Cosmological evolution driven by polytropic fluids in an inhomogeneous spacetime

TL;DR

This paper explores a generalized Chaplygin gas model with a polytropic equation of state in an inhomogeneous spacetime, deriving analytical cosmological parameters and testing the model against observational data to address dark energy.

Contribution

It introduces a novel inhomogeneous spacetime framework for the GCG model and derives analytical expressions for key cosmological parameters within this setup.

Findings

Analytical expressions for scale factor, Hubble, and deceleration parameters derived.

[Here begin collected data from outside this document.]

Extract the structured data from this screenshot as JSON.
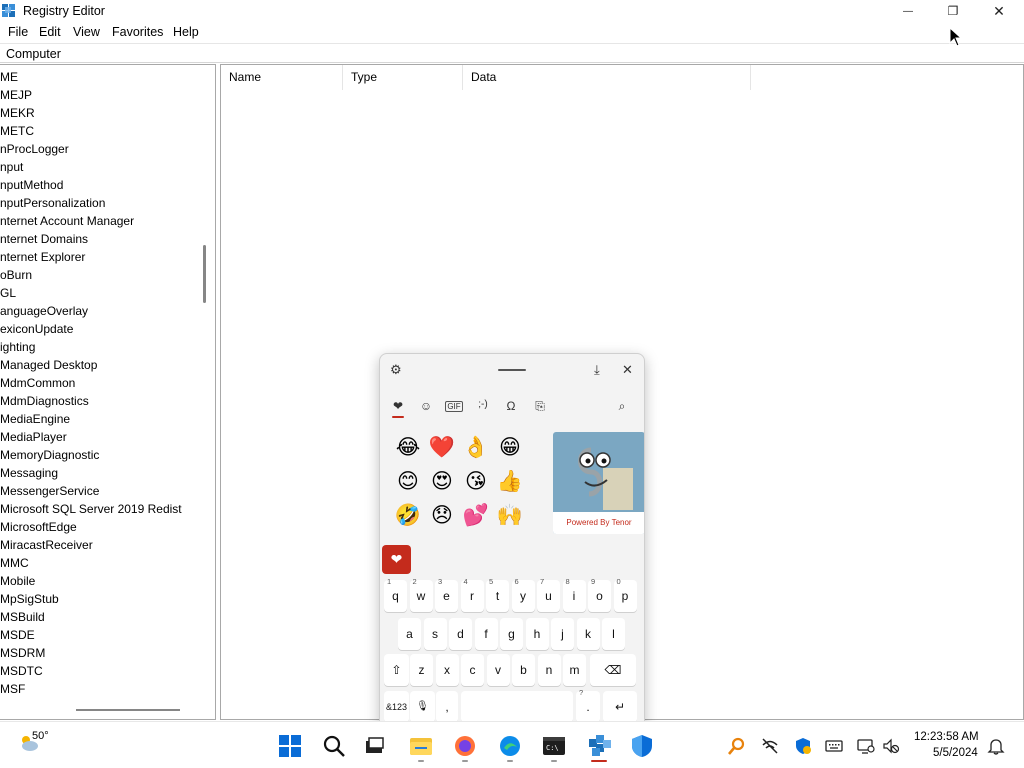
{
  "window": {
    "title": "Registry Editor",
    "minimize_glyph": "—",
    "maximize_glyph": "❐",
    "close_glyph": "✕"
  },
  "menu": {
    "file": "File",
    "edit": "Edit",
    "view": "View",
    "favorites": "Favorites",
    "help": "Help"
  },
  "address": {
    "path": "Computer"
  },
  "tree": {
    "items": [
      "ME",
      "MEJP",
      "MEKR",
      "METC",
      "nProcLogger",
      "nput",
      "nputMethod",
      "nputPersonalization",
      "nternet Account Manager",
      "nternet Domains",
      "nternet Explorer",
      "oBurn",
      "GL",
      "anguageOverlay",
      "exiconUpdate",
      "ighting",
      "Managed Desktop",
      "MdmCommon",
      "MdmDiagnostics",
      "MediaEngine",
      "MediaPlayer",
      "MemoryDiagnostic",
      "Messaging",
      "MessengerService",
      "Microsoft SQL Server 2019 Redist",
      "MicrosoftEdge",
      "MiracastReceiver",
      "MMC",
      "Mobile",
      "MpSigStub",
      "MSBuild",
      "MSDE",
      "MSDRM",
      "MSDTC",
      "MSF"
    ]
  },
  "list": {
    "columns": [
      "Name",
      "Type",
      "Data"
    ]
  },
  "emoji_panel": {
    "settings_icon": "⚙",
    "pin_icon": "⤓",
    "close_icon": "✕",
    "tabs": [
      "❤",
      "☺",
      "GIF",
      ";-)",
      "Ω",
      "⎘"
    ],
    "search_icon": "⌕",
    "emojis": [
      "😂",
      "❤️",
      "👌",
      "😁",
      "😊",
      "😍",
      "😘",
      "👍",
      "🤣",
      "😞",
      "💕",
      "🙌"
    ],
    "gif_caption": "Powered By Tenor",
    "sticker_glyph": "❤"
  },
  "keyboard": {
    "row1": [
      "q",
      "w",
      "e",
      "r",
      "t",
      "y",
      "u",
      "i",
      "o",
      "p"
    ],
    "row1_hints": [
      "1",
      "2",
      "3",
      "4",
      "5",
      "6",
      "7",
      "8",
      "9",
      "0"
    ],
    "row2": [
      "a",
      "s",
      "d",
      "f",
      "g",
      "h",
      "j",
      "k",
      "l"
    ],
    "row3": [
      "z",
      "x",
      "c",
      "v",
      "b",
      "n",
      "m"
    ],
    "shift": "⇧",
    "backspace": "⌫",
    "symbols": "&123",
    "mic": "🎙",
    "comma": ",",
    "period": ".",
    "period_hint": "?",
    "enter": "↵"
  },
  "taskbar": {
    "weather_temp": "50°",
    "clock_time": "12:23:58 AM",
    "clock_date": "5/5/2024"
  }
}
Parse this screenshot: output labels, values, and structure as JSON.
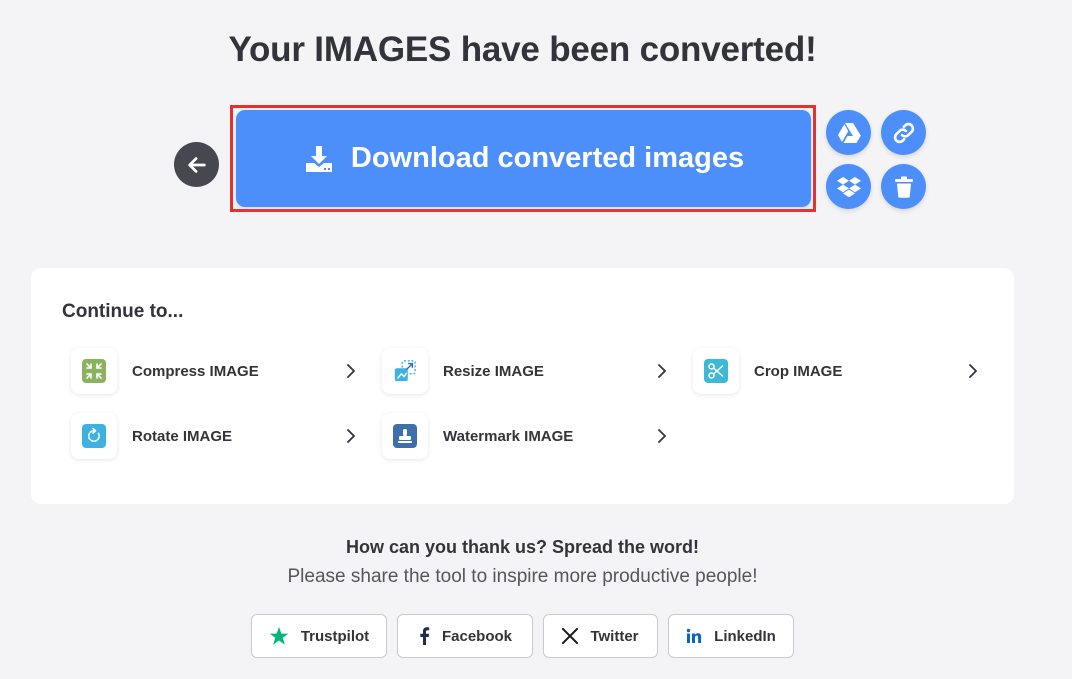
{
  "headline": "Your IMAGES have been converted!",
  "download": {
    "label": "Download converted images"
  },
  "continue": {
    "title": "Continue to...",
    "tools": [
      {
        "label": "Compress IMAGE",
        "icon": "compress-icon",
        "color": "#8ab25f"
      },
      {
        "label": "Resize IMAGE",
        "icon": "resize-icon",
        "color": "#3fb1e0"
      },
      {
        "label": "Crop IMAGE",
        "icon": "crop-icon",
        "color": "#3fb8d6"
      },
      {
        "label": "Rotate IMAGE",
        "icon": "rotate-icon",
        "color": "#3fb1e0"
      },
      {
        "label": "Watermark IMAGE",
        "icon": "watermark-icon",
        "color": "#3f6fa8"
      }
    ]
  },
  "share": {
    "title": "How can you thank us? Spread the word!",
    "subtitle": "Please share the tool to inspire more productive people!",
    "buttons": [
      {
        "label": "Trustpilot",
        "icon": "trustpilot-star-icon",
        "color": "#00b67a"
      },
      {
        "label": "Facebook",
        "icon": "facebook-icon",
        "color": "#1c2e4a"
      },
      {
        "label": "Twitter",
        "icon": "x-twitter-icon",
        "color": "#1c1c1c"
      },
      {
        "label": "LinkedIn",
        "icon": "linkedin-icon",
        "color": "#0a66c2"
      }
    ]
  },
  "colors": {
    "accent": "#4d8ffa",
    "highlight": "#e5322d",
    "back": "#47474f",
    "background": "#f4f4f6"
  }
}
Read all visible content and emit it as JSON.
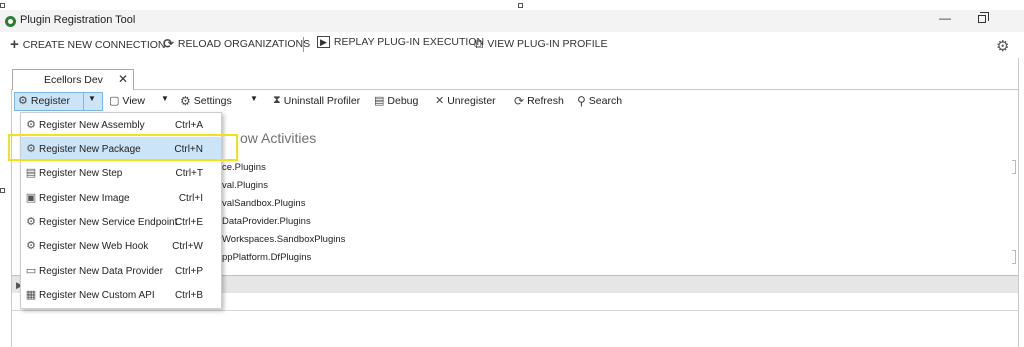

Model tested against observational data to constrain parameters.

Viability of GCG in inhomogeneous spacetime evaluated.

Abstract

Addressing the late-time accelerated expansion of the universe, known as the "dark energy problem", remains a central challenge in cosmology. While the cosmological constant is the standard explanation, alternative models such as quintessence, phantom fluids, and Chaplygin gas have been proposed. This work investigates the generalized Chaplygin gas (GCG) model, which is characterized by a polytropic equation of state. We explore this model within the framework of an anisotropic fluid, by means of a metric that reduces to the standard form of the Friedmann-Lema\^itre-Robertson-Walker (FLRW) spacetime at cosmological scales. To assess the model's viability, we derive analytical expressions for the scale factor, the Hubble parameter, and the deceleration parameter. Finally, the model is tested against observational data to constrain its parameters and evaluate its consistency.